長野県と富山県にまたがる北アルプスの下にトンネルを掘り、資材を運ぶ道路を造った。今はこの道路は電気トロリーバスを走らせ、観光用に使っている。
戦後10年のまだ復興期にこのダムの工事は始まった。当時、関西地方の電力事情が悪く、常に停電をしていたからだという。太田垣社長はこの電力不足を解消するには、黒部川のこの人の行くこと自体が困難で命がけだったこの秘境の地でのダムしか関西の電力を賄えることはできないと決断し、資本金の3倍(最終的には5倍)の総工費で臨んだ。
その後、国民的スターの石原裕次郎が自ら独立プロをつくり、自らの全財産をなげうって、この一大事業を映画にしたのが「黒部の太陽」である。黒部ダムはその後、人気の観光スポットになった。

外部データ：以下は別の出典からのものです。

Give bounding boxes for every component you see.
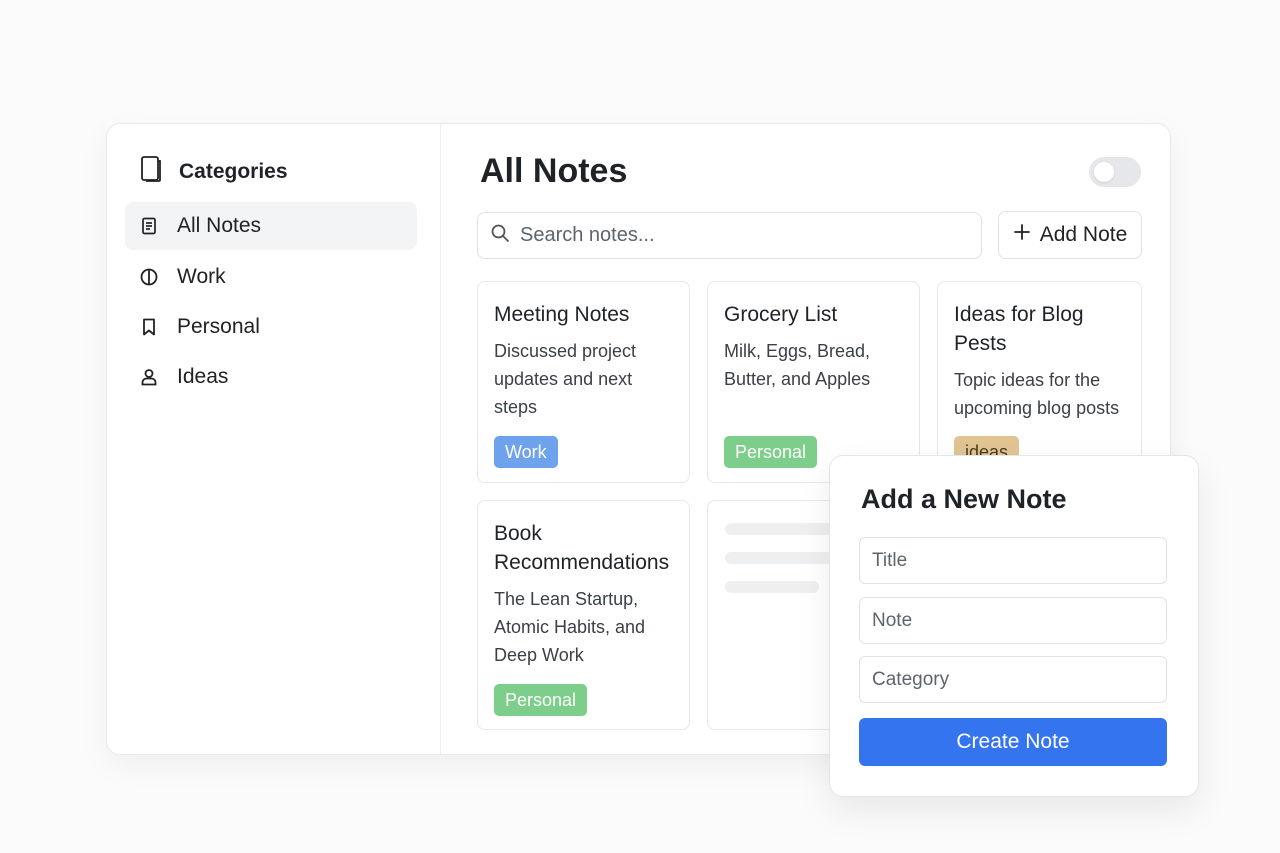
category-tag[interactable]: Personal	[494, 684, 588, 716]
sidebar-item-label: Personal	[177, 315, 260, 338]
add-note-button[interactable]: Add Note	[998, 211, 1142, 259]
half-circle-icon	[139, 267, 159, 287]
note-title: Grocery List	[724, 303, 838, 326]
note-body: Discussed project updates and next steps	[494, 341, 637, 417]
category-tag[interactable]: Personal	[724, 436, 818, 468]
sidebar: Categories All Notes Work Personal Ideas	[107, 124, 441, 754]
skeleton-line	[725, 581, 819, 593]
note-card[interactable]: Grocery List Milk, Eggs, Bread, Butter, …	[707, 281, 920, 483]
note-title: Ideas for Blog Pests	[954, 303, 1084, 355]
bookmark-icon	[139, 317, 159, 337]
plus-icon	[1013, 223, 1031, 247]
add-note-dialog: Add a New Note Create Note	[829, 455, 1199, 797]
note-card[interactable]: Ideas for Blog Pests Topic ideas for the…	[937, 281, 1142, 483]
note-card[interactable]: Book Recommendations The Lean Startup, A…	[477, 500, 690, 730]
note-card[interactable]: Meeting Notes Discussed project updates …	[477, 281, 690, 483]
sidebar-item-ideas[interactable]: Ideas	[125, 353, 417, 401]
sidebar-item-all-notes[interactable]: All Notes	[125, 202, 417, 250]
sidebar-item-label: Work	[177, 265, 226, 288]
category-tag[interactable]: Work	[494, 436, 558, 468]
toggle-knob	[1094, 162, 1114, 182]
create-note-button[interactable]: Create Note	[859, 718, 1167, 766]
search-icon	[490, 223, 510, 248]
sidebar-item-label: Ideas	[177, 365, 229, 388]
note-title: Book Recommendations	[494, 522, 670, 574]
search-box	[477, 212, 982, 259]
page-title: All Notes	[480, 152, 628, 190]
category-field[interactable]	[859, 656, 1167, 703]
sidebar-item-label: All Notes	[177, 214, 262, 237]
title-field[interactable]	[859, 537, 1167, 584]
note-field[interactable]	[859, 597, 1167, 644]
note-body: The Lean Startup, Atomic Habits, and Dee…	[494, 589, 646, 665]
note-body: Milk, Eggs, Bread, Butter, and Apples	[724, 341, 871, 389]
sidebar-title: Categories	[179, 160, 288, 183]
sidebar-header: Categories	[139, 155, 288, 189]
search-input[interactable]	[518, 223, 962, 248]
person-icon	[139, 367, 159, 387]
note-icon	[139, 216, 159, 236]
theme-toggle[interactable]	[1089, 157, 1141, 187]
notebook-icon	[139, 155, 163, 189]
note-title: Meeting Notes	[494, 303, 630, 326]
sidebar-item-personal[interactable]: Personal	[125, 303, 417, 351]
note-body: Topic ideas for the upcoming blog posts	[954, 370, 1120, 418]
dialog-title: Add a New Note	[861, 484, 1067, 514]
add-note-label: Add Note	[1039, 223, 1128, 246]
sidebar-item-work[interactable]: Work	[125, 253, 417, 301]
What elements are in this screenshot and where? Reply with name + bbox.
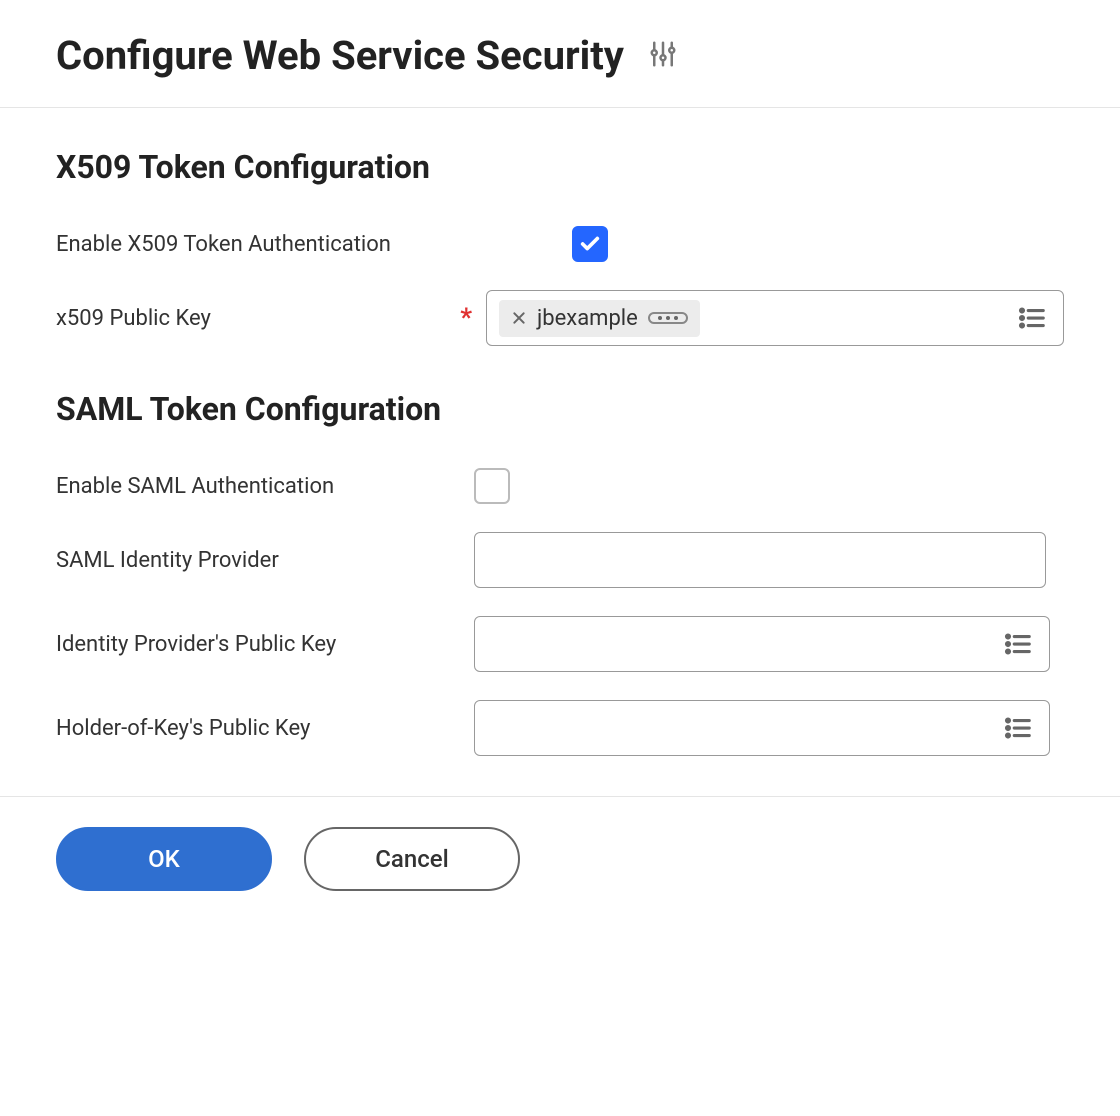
saml-idp-input[interactable] <box>474 532 1046 588</box>
x509-public-key-row: x509 Public Key * jbexample <box>56 290 1064 346</box>
x509-enable-label: Enable X509 Token Authentication <box>56 232 486 257</box>
saml-idp-label: SAML Identity Provider <box>56 548 416 573</box>
saml-section-title: SAML Token Configuration <box>56 390 1064 428</box>
list-picker-icon[interactable] <box>1017 303 1047 333</box>
saml-hok-key-label-text: Holder-of-Key's Public Key <box>56 716 310 741</box>
saml-enable-label: Enable SAML Authentication <box>56 474 416 499</box>
list-picker-icon[interactable] <box>1003 629 1033 659</box>
saml-idp-label-text: SAML Identity Provider <box>56 548 279 573</box>
required-indicator: * <box>460 303 472 333</box>
x509-public-key-label: x509 Public Key * <box>56 303 486 333</box>
x509-section-title: X509 Token Configuration <box>56 148 1064 186</box>
saml-hok-key-label: Holder-of-Key's Public Key <box>56 716 416 741</box>
saml-idp-key-label: Identity Provider's Public Key <box>56 632 416 657</box>
footer: OK Cancel <box>0 796 1120 921</box>
page-header: Configure Web Service Security <box>0 0 1120 108</box>
saml-enable-label-text: Enable SAML Authentication <box>56 474 334 499</box>
saml-section: SAML Token Configuration Enable SAML Aut… <box>0 390 1120 756</box>
cancel-button[interactable]: Cancel <box>304 827 520 891</box>
ok-button[interactable]: OK <box>56 827 272 891</box>
saml-idp-key-row: Identity Provider's Public Key <box>56 616 1064 672</box>
x509-enable-row: Enable X509 Token Authentication <box>56 226 1064 262</box>
saml-hok-key-row: Holder-of-Key's Public Key <box>56 700 1064 756</box>
x509-enable-label-text: Enable X509 Token Authentication <box>56 232 391 257</box>
saml-idp-key-label-text: Identity Provider's Public Key <box>56 632 336 657</box>
saml-enable-row: Enable SAML Authentication <box>56 468 1064 504</box>
x509-public-key-input[interactable]: jbexample <box>486 290 1064 346</box>
saml-idp-key-input[interactable] <box>474 616 1050 672</box>
x509-section: X509 Token Configuration Enable X509 Tok… <box>0 148 1120 346</box>
x509-public-key-chip-label: jbexample <box>537 306 638 331</box>
saml-hok-key-input[interactable] <box>474 700 1050 756</box>
saml-enable-checkbox[interactable] <box>474 468 510 504</box>
list-picker-icon[interactable] <box>1003 713 1033 743</box>
x509-public-key-chip: jbexample <box>499 300 700 337</box>
more-icon[interactable] <box>648 312 688 324</box>
settings-icon[interactable] <box>648 39 678 73</box>
x509-public-key-label-text: x509 Public Key <box>56 306 211 331</box>
x509-enable-checkbox[interactable] <box>572 226 608 262</box>
page-title: Configure Web Service Security <box>56 32 624 79</box>
close-icon[interactable] <box>511 310 527 326</box>
saml-idp-row: SAML Identity Provider <box>56 532 1064 588</box>
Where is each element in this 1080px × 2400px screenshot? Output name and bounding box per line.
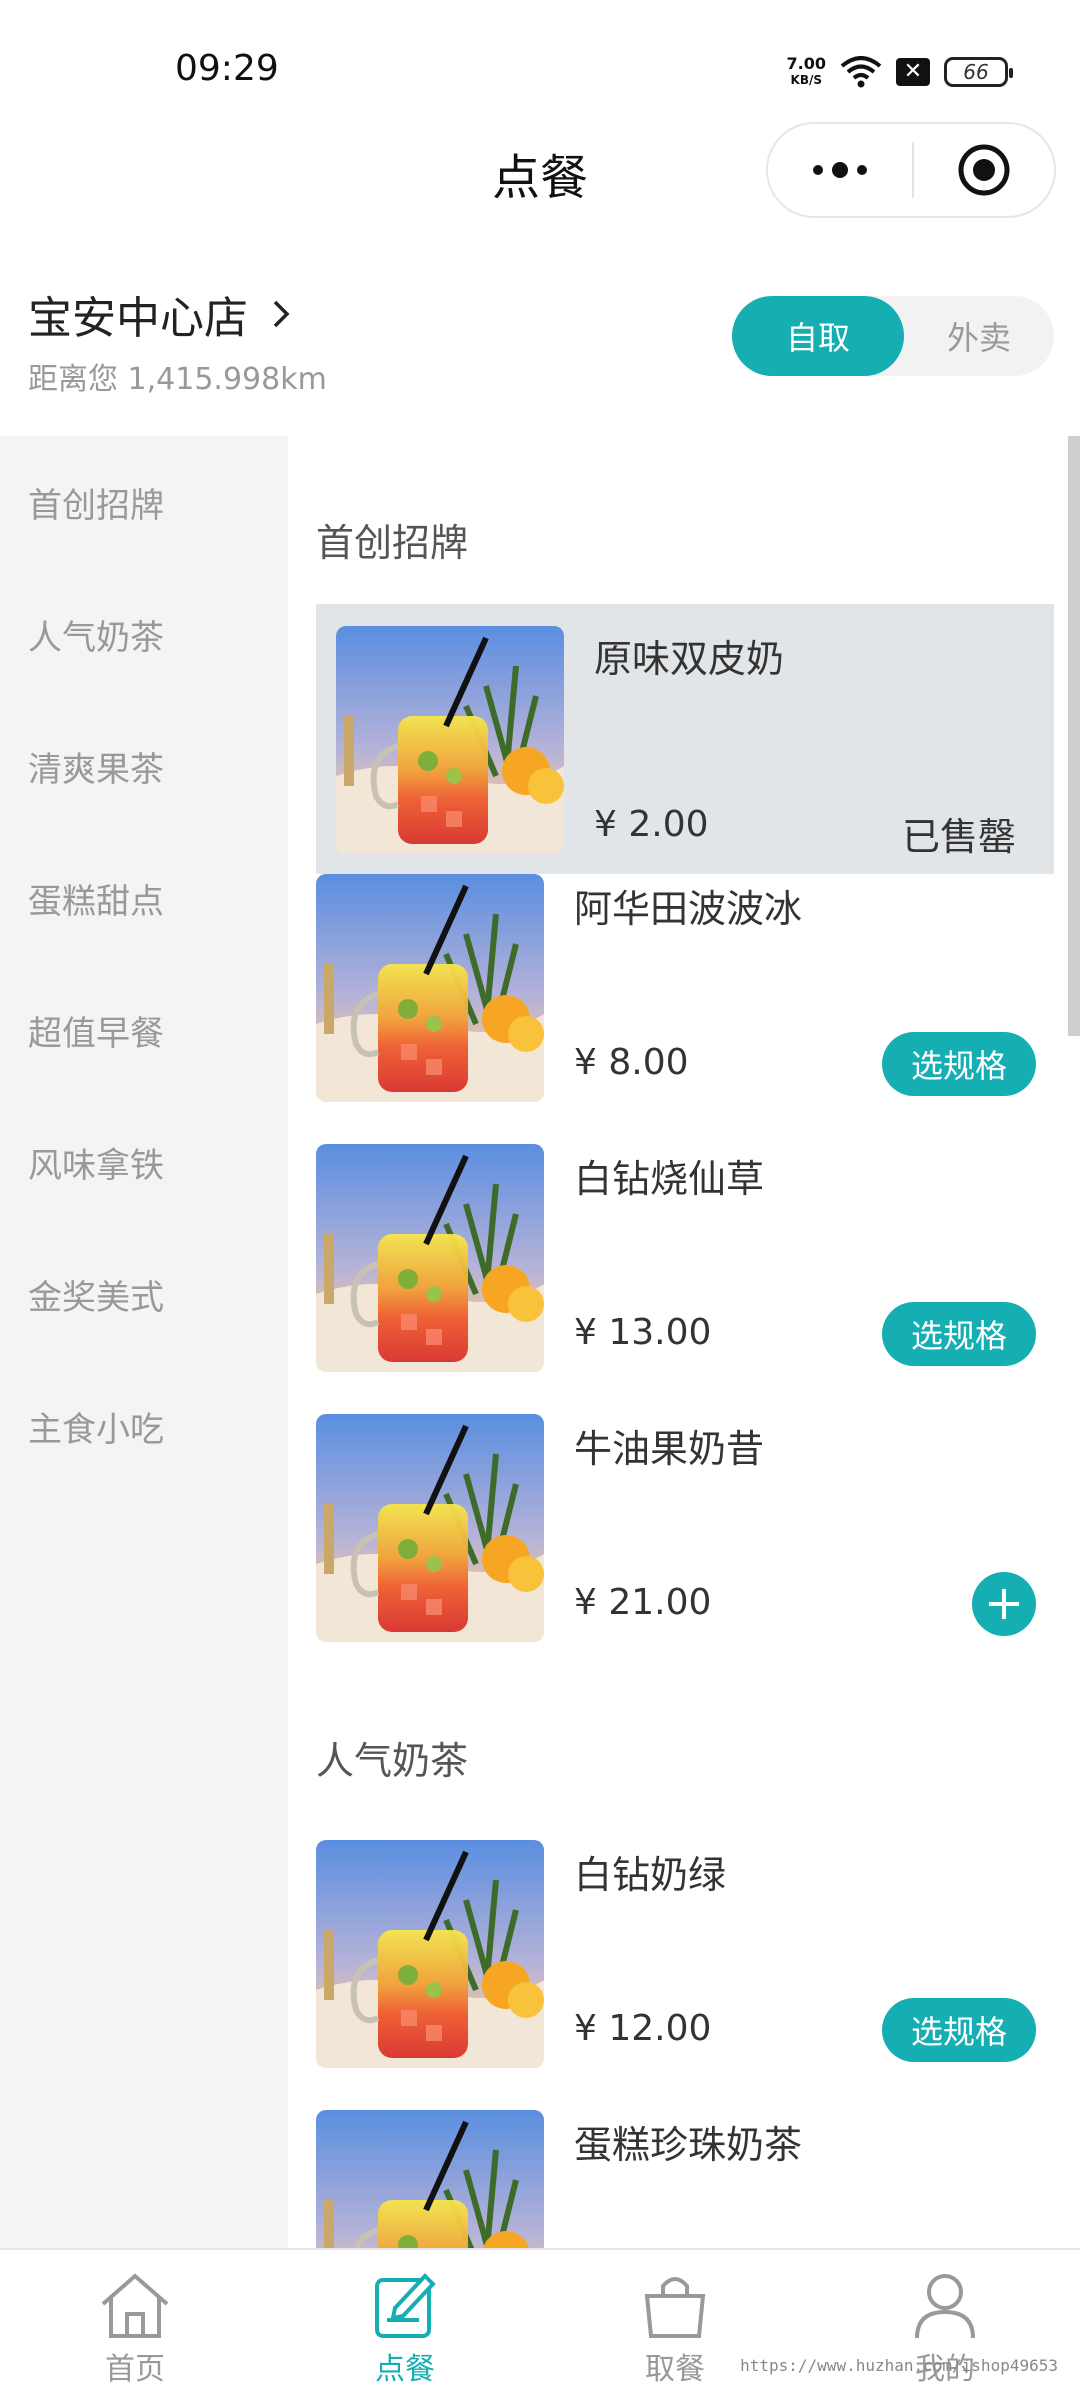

私自身も社会人になったばかりの時に黒部ダムを訪れた。そして再び、社会人として50年間働いてきた歴史の時間の経過の中で黒部ダムを訪れて、自らの半生を振り返り、感慨無量であった。改めて「志とは、社会性、会社の存在、技術力の大事さ、人の命、観光力、近代化における電力の重み」など、先人の努力と叡智に感動した黒部行だった。
既に2,300m辺りは紅葉真っ盛りだった。機会があれば、是非、一度は訪れる価値があると思いますので、お薦めします。